MB-07811 (VK-2809) is the liver-activated prodrug of a phosphonate-containing thyroid hormone receptor beta agonist MB-07344. In animal studies, it showed potent lipid and cholesterol lowering activity. Viking Therapeutics is developing MB-07811 hypercholesterolaemia and non-alcoholic fatty liver disease.

Gepotidacin (formerly GSK2140944) is a novel, first-in-class, triazaacenaphthylene antibacterial that selectively inhibits bacterial DNA gyrase and topoisomerase IV by a unique mechanism, one that is not utilized by any currently approved human therapeutic agent. As a consequence of its novel mode of action, gepotidacin is active in vitro against target pathogens carrying resistance determinants to established antibacterials, including fluoroquinolones. Gepotidacin has demonstrated in vitro activity against key pathogens, including drug-resistant strains, associated with a range of conventional and biothreat infections. GlaxoSmithKline is developing Gepotidacin for the treatment of gonorrhoea and skin and soft tissue infections.
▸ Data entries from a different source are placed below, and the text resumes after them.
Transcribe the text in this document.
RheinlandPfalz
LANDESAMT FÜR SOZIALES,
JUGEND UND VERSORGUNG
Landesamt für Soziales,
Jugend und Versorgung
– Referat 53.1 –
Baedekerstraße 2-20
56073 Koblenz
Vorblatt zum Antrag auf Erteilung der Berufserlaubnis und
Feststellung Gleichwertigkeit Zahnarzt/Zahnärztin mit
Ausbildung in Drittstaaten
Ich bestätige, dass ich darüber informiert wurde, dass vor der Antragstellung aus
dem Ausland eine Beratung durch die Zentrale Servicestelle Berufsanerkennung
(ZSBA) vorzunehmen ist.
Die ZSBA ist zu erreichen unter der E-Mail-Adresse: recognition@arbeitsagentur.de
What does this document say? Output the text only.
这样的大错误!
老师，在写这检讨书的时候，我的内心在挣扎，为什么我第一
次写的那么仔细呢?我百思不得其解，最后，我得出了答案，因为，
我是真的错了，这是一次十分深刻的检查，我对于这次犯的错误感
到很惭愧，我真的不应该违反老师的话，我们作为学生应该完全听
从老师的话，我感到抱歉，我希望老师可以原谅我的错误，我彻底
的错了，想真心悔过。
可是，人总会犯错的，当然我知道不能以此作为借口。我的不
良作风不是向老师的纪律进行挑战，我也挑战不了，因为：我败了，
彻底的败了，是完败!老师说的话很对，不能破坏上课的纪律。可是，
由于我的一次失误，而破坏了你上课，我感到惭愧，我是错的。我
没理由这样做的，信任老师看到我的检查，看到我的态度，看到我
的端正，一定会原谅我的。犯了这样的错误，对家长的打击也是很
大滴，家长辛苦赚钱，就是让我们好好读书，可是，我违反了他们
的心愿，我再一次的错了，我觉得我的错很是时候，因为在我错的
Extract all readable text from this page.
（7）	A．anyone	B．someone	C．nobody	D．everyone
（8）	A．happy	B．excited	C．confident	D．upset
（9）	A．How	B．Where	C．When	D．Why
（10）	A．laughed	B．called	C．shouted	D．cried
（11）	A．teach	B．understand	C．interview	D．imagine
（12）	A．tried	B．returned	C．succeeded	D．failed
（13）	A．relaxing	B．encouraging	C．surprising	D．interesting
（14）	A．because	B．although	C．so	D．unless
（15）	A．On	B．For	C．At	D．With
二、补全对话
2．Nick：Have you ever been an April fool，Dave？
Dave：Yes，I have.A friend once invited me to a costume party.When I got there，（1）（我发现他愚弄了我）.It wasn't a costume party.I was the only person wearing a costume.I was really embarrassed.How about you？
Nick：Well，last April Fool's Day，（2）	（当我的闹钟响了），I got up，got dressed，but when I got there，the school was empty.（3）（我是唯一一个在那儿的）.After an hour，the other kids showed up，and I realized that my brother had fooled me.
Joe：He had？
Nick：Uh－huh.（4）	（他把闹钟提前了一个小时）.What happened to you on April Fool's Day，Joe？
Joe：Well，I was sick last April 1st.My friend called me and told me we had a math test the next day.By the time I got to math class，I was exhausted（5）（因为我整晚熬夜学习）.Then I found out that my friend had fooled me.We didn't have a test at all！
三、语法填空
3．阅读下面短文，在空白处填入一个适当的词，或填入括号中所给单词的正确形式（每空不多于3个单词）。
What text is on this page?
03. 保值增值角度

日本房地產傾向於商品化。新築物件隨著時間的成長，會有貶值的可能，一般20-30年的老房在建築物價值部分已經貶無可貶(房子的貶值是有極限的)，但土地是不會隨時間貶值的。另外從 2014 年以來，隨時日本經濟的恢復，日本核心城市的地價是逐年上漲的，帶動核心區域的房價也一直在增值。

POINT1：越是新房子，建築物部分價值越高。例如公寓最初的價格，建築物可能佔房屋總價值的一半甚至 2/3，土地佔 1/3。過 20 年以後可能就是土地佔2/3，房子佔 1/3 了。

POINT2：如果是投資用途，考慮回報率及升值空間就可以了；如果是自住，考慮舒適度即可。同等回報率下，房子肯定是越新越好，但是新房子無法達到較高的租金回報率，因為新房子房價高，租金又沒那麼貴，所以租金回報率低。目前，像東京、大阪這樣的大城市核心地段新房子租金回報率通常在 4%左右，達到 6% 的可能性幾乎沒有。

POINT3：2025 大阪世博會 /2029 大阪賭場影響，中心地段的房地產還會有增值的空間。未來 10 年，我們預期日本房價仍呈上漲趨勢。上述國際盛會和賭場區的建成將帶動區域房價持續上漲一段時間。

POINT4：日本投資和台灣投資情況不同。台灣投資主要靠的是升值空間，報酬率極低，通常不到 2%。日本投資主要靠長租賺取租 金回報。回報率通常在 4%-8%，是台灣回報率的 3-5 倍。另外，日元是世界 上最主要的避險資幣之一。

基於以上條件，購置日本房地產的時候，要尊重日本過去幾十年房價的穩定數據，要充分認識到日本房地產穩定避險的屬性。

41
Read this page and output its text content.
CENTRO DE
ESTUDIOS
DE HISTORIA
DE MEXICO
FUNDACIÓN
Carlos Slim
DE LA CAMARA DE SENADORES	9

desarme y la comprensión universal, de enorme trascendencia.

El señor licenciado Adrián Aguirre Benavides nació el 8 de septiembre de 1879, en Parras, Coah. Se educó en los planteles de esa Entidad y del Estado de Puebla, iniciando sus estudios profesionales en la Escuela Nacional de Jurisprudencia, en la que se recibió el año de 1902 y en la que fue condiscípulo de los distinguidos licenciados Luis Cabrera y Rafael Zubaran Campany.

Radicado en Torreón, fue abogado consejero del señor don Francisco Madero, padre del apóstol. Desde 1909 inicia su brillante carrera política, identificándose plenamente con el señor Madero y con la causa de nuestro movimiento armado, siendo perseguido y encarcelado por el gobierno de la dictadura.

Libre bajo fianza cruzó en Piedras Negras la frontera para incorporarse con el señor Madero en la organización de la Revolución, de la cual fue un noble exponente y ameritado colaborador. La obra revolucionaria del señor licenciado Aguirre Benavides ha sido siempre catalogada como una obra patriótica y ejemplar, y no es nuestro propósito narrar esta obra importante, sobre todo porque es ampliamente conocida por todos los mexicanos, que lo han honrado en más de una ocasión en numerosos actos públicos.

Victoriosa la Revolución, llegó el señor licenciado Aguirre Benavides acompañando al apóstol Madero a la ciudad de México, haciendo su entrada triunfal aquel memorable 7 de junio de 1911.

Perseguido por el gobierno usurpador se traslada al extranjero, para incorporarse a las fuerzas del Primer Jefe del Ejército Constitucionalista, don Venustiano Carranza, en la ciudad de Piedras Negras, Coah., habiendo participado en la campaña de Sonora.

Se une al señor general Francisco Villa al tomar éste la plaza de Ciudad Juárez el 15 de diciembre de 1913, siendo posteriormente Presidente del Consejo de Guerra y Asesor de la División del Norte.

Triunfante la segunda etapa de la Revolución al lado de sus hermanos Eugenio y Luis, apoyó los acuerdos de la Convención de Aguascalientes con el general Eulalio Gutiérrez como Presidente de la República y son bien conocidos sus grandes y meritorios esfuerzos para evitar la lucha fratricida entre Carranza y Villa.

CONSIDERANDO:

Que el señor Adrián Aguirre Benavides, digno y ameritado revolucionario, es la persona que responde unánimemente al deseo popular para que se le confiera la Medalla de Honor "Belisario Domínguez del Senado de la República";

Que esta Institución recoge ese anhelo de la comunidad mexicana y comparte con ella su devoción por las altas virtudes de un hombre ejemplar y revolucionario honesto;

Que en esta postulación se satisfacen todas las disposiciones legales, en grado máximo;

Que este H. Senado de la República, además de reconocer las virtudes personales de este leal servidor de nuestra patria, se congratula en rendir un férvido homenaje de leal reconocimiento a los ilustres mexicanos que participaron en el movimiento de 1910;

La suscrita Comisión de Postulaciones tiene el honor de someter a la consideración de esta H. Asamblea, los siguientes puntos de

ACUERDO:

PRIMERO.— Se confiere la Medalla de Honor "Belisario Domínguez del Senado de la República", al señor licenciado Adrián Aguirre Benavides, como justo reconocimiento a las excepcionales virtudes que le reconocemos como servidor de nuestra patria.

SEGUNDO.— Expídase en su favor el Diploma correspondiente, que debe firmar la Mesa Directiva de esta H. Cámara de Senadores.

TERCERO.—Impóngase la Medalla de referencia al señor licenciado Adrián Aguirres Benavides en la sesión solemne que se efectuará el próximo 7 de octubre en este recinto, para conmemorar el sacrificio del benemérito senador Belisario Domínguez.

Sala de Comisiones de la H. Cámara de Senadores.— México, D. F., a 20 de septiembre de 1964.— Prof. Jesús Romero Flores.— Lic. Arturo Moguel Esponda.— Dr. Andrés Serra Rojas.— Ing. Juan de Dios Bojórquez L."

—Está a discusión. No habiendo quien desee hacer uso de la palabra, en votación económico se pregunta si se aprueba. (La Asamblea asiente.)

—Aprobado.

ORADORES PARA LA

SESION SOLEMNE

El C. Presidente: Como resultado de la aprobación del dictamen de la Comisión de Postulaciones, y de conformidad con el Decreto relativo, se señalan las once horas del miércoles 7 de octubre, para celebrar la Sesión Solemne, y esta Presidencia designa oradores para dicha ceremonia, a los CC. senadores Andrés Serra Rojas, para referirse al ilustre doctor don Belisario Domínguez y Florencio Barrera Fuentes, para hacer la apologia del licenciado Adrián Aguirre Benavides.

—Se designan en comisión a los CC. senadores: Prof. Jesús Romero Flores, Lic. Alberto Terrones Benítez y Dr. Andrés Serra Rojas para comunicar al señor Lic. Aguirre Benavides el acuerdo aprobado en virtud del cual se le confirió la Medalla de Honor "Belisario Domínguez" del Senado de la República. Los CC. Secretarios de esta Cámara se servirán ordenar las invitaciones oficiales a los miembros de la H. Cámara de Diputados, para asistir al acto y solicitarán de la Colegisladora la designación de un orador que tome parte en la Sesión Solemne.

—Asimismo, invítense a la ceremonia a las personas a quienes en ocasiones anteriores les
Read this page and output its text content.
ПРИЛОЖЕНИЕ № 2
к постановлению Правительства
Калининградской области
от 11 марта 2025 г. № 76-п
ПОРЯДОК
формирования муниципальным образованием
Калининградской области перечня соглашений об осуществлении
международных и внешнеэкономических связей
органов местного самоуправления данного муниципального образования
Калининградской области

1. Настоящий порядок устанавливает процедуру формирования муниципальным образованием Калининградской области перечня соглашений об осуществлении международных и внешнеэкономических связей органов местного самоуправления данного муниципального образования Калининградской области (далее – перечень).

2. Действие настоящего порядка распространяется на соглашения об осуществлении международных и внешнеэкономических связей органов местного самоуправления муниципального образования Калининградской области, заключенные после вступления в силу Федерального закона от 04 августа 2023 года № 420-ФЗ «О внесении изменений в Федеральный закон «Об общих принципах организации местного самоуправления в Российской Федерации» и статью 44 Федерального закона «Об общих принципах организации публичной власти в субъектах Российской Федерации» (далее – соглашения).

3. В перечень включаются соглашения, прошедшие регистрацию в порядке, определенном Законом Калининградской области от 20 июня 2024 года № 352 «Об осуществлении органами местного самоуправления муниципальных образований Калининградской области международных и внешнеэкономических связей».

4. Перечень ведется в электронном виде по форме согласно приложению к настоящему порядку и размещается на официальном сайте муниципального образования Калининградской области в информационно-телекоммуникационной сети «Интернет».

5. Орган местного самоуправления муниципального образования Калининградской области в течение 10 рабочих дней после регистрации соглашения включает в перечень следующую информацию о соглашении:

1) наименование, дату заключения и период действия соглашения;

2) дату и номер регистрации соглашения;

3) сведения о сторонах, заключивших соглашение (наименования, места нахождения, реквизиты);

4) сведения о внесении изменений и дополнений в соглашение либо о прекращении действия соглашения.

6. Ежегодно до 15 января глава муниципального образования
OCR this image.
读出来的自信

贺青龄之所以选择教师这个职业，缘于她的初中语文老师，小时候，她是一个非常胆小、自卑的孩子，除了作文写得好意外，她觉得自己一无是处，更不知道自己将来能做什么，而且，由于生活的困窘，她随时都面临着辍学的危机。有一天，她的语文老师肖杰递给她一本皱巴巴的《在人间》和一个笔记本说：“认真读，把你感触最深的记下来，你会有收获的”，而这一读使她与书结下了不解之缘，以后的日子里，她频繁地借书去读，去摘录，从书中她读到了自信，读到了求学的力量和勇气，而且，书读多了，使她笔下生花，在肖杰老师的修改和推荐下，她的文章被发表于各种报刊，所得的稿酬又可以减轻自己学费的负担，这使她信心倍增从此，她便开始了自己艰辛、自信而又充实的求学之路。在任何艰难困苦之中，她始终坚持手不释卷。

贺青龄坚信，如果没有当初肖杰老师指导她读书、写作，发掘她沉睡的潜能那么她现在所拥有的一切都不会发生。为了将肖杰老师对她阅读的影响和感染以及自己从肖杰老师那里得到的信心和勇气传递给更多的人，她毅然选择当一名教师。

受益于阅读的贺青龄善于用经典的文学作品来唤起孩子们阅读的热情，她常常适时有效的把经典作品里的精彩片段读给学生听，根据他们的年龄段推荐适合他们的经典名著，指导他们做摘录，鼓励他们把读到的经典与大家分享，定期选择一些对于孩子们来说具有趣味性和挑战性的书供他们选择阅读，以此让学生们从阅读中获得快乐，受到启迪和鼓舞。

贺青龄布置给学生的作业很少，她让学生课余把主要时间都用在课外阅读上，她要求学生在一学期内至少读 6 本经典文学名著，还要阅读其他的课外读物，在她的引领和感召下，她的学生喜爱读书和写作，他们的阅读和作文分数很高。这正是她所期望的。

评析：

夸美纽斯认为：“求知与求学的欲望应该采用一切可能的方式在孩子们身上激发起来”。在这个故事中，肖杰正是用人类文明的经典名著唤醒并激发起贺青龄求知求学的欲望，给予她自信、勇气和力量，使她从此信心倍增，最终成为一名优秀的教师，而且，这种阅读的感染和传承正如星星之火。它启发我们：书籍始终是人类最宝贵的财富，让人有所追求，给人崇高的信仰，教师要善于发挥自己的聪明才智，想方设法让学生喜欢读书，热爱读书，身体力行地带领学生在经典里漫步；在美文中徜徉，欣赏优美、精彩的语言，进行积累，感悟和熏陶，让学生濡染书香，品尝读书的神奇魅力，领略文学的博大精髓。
Recilisib (also known as EX-RAD or ON-01210) is a radioprotectant, which means that this compound can protect cells from harmful effects of ionizing radiation. Unlike other radioprotectors, recilisib is not a free-radical scavenger or responsible for cell cycle arrest. Recilisib was suggested to have a different radiation protection mechanism involving DNA repair pathways. This compound has been studied as prophylactic (use prior to radiation exposure) and therapeutic (after exposure to radiation) drug. In studies with healthy volunteers, recilisib was rapidly absorbed and well-tolerated, with only mild adverse events. Phase I clinical trials have been completed.

AFN-1252 (now known as Debio-1452) is an antibiotic drug which is in phase II of clinical trials for the treatment of Staphylococcal skin and skin structure infections. The drug was effective in vitro against all isolates of S.aureus and its effect was explained by inhibition of enoyl-acyl carrier protein Reductase (FabI).